Первое имя – Fedelino пошло от легенды, как-то смыслово связанной и с посланником богов Меркурием, у которого имелись крылатые сандалии Таларии, которые дарили ему немыслимую подвижность и скорость в перемещениях. Однажды, занозив шипом ступню, Fedele, невзирая на боль, несся в Рим, чтобы предупредить римлян о наступлении врагов, и только достигнув Капитолия, вынул занозу, но скончался от спазма, вызванного мучительной раной.
Fedele – верный, преданный, надежный… В Гурзуфе я только так Андрюшу и воспринимала, слушая с обожанием его стремительно порхающие по неизвестным, завораживающим мое сердце высотам искусства речи. И только потом, потом образ Fedele незаметно вытеснился не менее прекрасным, но, увы, трагически-горьким и грешным образом Авессалома.
– Но, милые мои, перейдем ближе к делу. Хотя какие там могли быть дела? – Соня вновь начала ввинчивать в свой изящный старинный («бабушкин!») мундштучок уже помятую сигаретку, и продолжила рассказ…

***
– Я, конечно, никогда этого не желала, но не заметила, как стала забывать Андрюшу и его лицо, которое теперь уже в моих воспоминаниях почти совсем заслонила тень от его широкополой войлочной шляпы (тогда на Юге все в таких ходили). Моя память, к слову, всегда была фотографична: все хранилось в ней стоп кадрами, как вот это затемненное полами шляпы лицо крупным планом: что было в глазах милого Fedelino, я теперь не могу видеть (да и видела ли раньше?), только голос и до сих пор отчетливо слышу… Кажется, был золотистый пушок на губе. Да, был.
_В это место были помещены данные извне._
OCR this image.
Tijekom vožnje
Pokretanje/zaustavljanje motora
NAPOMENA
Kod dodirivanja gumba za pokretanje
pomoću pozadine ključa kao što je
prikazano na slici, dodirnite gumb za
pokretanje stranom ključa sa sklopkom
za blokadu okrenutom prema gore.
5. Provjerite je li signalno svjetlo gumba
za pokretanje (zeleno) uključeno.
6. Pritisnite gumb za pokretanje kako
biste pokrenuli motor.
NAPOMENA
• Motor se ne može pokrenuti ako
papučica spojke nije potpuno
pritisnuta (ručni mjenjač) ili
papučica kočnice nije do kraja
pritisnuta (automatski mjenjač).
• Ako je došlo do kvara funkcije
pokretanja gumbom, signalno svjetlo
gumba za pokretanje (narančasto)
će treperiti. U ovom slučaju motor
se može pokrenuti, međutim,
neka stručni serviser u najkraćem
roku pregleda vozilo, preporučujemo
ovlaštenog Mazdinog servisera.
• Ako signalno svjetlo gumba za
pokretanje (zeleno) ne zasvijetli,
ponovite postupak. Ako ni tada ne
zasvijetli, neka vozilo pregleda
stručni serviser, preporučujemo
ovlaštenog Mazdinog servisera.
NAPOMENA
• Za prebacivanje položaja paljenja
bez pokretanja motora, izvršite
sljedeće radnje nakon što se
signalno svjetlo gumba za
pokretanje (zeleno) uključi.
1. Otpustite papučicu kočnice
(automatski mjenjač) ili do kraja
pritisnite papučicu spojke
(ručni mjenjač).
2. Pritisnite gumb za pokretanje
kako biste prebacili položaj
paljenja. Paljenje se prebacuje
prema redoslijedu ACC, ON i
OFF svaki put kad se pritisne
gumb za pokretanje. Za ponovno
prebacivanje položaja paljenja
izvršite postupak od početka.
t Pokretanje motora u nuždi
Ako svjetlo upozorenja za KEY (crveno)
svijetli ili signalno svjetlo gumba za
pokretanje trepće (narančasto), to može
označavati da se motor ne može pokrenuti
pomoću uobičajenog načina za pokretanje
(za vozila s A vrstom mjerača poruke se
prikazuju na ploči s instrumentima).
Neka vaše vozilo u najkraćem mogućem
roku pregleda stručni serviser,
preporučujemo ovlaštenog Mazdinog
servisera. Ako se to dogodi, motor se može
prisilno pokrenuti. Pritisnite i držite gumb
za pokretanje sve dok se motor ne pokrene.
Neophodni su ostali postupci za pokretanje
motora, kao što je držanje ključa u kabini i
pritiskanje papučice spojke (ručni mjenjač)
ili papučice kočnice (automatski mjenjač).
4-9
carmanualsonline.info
Так вот: пытаясь извлечь из памяти его облик, я до сих пор слышу его голос. Сумею ли описать особенности речи моего Fedele, моего «верного» и моего неверного, хотя и «совершенного с головы до пят», как говорит Библия, Авессалома? Сын кротчайшего и смиреннейшего царя Давида, он действительно был образом красоты и не только телесной, но именно он предал своего мудрого и святого отца. Сначала он все судил его за ошибки, которые ему были столь хорошо видны с высоты всех его талантов, а потом и восстал на отца, соблазнив народ, чтобы самому занять его престол. Давид сыну уступил, бежал, оставив столицу без боя. Но сын и этим не удовольствовался: овладев столицей, он взошёл на ложе отца своего, желая утвердить таким образом свои права на престол. А потом с войском пошёл против изгнанного и не оказавшего сопротивления царя, но был разбит в бою. Спасаясь бегством, Авессалом запутался своими длинными волосами в ветвях дерева и был убит верным другом Давида. «И взяли Авессалома и бросили его в лесу в глубокую яму, и наметали над ним огромную кучу камней». А Давид оплакивал его горько: «Сын мой Авессалом, – рыдал он, – сын мой, сын мой, Авессалом! О, кто дал бы мне умереть вместо тебя, Авессалом, сын мой, сын мой!».  И весь Израиль утешал его и не мог утешить.

Можно ли себе представить, чтобы образ человека и любовь к нему жили в сердце очень долго и в таких контрастных границах: верный до смерти Fedelino и коварный красавец-предатель Авессалом? Но ведь именно так и жил он в сердце отца, обожавшего сына! И не так ли, не в таких ли границах простирается диапазон личности всякого человека? Но вернусь к реальному Андрюше…
У него ведь тоже, как и у меня был некий еле заметный след картавости и очаровательного пришептования что ли, а, порой, даже и захлебывающаяся речь, в особенности, когда он меня уговаривал. А он каждый день меня уговаривал: «Бежим на горы – с виноградников закат встречать». Или: «Бежим вниз к заброшенной гавани – там, на склонах живет дух прототюрков и нетронутые следочки чудных дев гаремов. Там цветут прямо в камнях и потомки древних роз, которые никто уже столетиями не высаживал – они сами, как дички восходят… А благоухают так, что ты сознание потеряешь и… сразу упадешь в мои объятия. Бежим!!!»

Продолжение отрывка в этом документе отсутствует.